Some visitors are sunk without trace. Palaga has a fine hospital service, abounds with luxury clinics specializing in high-cost illnesses whose doctors all cooperate with the police department.

The Palaga police are unique. Other police forces in the world have their quota of regrettable corruption. In Palaga, all the police are corrupt. As most of their customers are also this way inclined, this makes for an amicable understanding between them. The set-up enables inquests to function smoothly and swiftly, and suitable death certificates are issued without messy details.

In the old days, pirates seldom took prisoners unless they could be made to work. Nor does modern Palaga. The "plank" is still walked — back on to a ship or on to an aircraft — quick, slick and no argument. Drunks are sobered at a clinic, the fees being extracted from their wallets or belongings. There are no beggars or shanty hovels housing an illiterate poor, because there are no poor. Visitors must show an exceptionally large sum of cash or deposited credits. This tends to keep down the harpies, prostitutes and husband-hunters because the Palaganians practise full equality of the sexes — money-wise. They have a swelegant sufficiency of their own beautiful women, and visas to lone women are granted only after substantial cash deposits have been made in the Palaga City Bank.

The police in many large cities often allow certain clubs to remain open because they know the underworld makes use of them. It is easier to sweep a net through "usual haunts" and this saves time and manpower in searching a thousand odd hidey-holes. In relation to International Law Enforcement working through its many organizations, Palaga is in the same category. A couple of bombs would blow it off the map; a combined boycott or world-enforced sanctions might kill it; an outlawing of its currency would strangle most of its activities. But it is an island of beauty in the sun. Many a jaded police chief has enjoyed its hospitality while connecting up the activities of a crime syndicate. Politicians use it as neutral territory for close-huddled conferences. Spy-catchers and spy-matchers follow tracks through Palaga with the regularity of commuters. It is the sun and fun run, the seek and hide glide, the X-marks-the spot lot, the sublime clime for the climb sublime.

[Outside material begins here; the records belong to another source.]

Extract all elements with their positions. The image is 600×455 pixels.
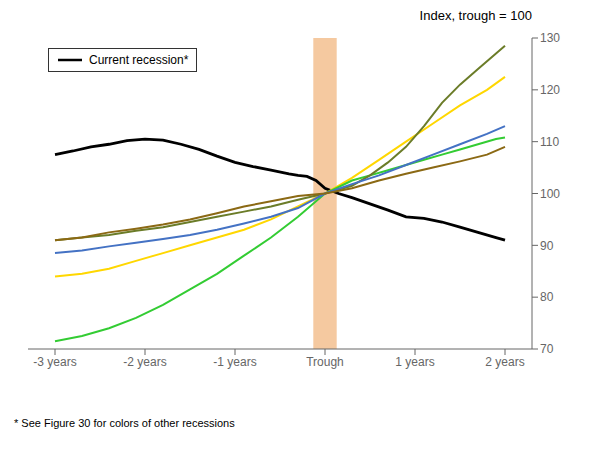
svg-text:Trough: Trough	[306, 355, 344, 369]
svg-text:1 years: 1 years	[395, 355, 434, 369]
html-text:Index, trough = 100: Index, trough = 100	[419, 8, 532, 23]
svg-text:-3 years: -3 years	[33, 355, 76, 369]
svg-text:100: 100	[540, 187, 560, 201]
svg-text:70: 70	[540, 342, 554, 356]
svg-text:-1 years: -1 years	[213, 355, 256, 369]
html-text:Current recession*: Current recession*	[89, 53, 189, 67]
svg-text:2 years: 2 years	[485, 355, 524, 369]
svg-text:80: 80	[540, 290, 554, 304]
svg-text:-2 years: -2 years	[123, 355, 166, 369]
svg-text:90: 90	[540, 239, 554, 253]
svg-text:110: 110	[540, 135, 559, 149]
html-text:* See Figure 30 for colors of: * See Figure 30 for colors of other rece…	[14, 417, 235, 429]
svg-text:120: 120	[540, 83, 560, 97]
svg-text:130: 130	[540, 31, 560, 45]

Flows the aquamarine sea calm-rippled between the flaming coral arms, shave-foam breakers on the silver sands, back-dropped by endless-varied colour, stepping over sculptured, awning-eyed hotels, emerald lawns fronting apartment houses with flower-rich fountain-played sun terraces. Houses of all styles, chateau, hacienda, ranch, baroque and arabesque, mosque and minaret — you name it, we've got it — dapple the olive hills, flared windows vying with the brilliant stars, throwing a rainbow halo up to the feet of Climb Sublime.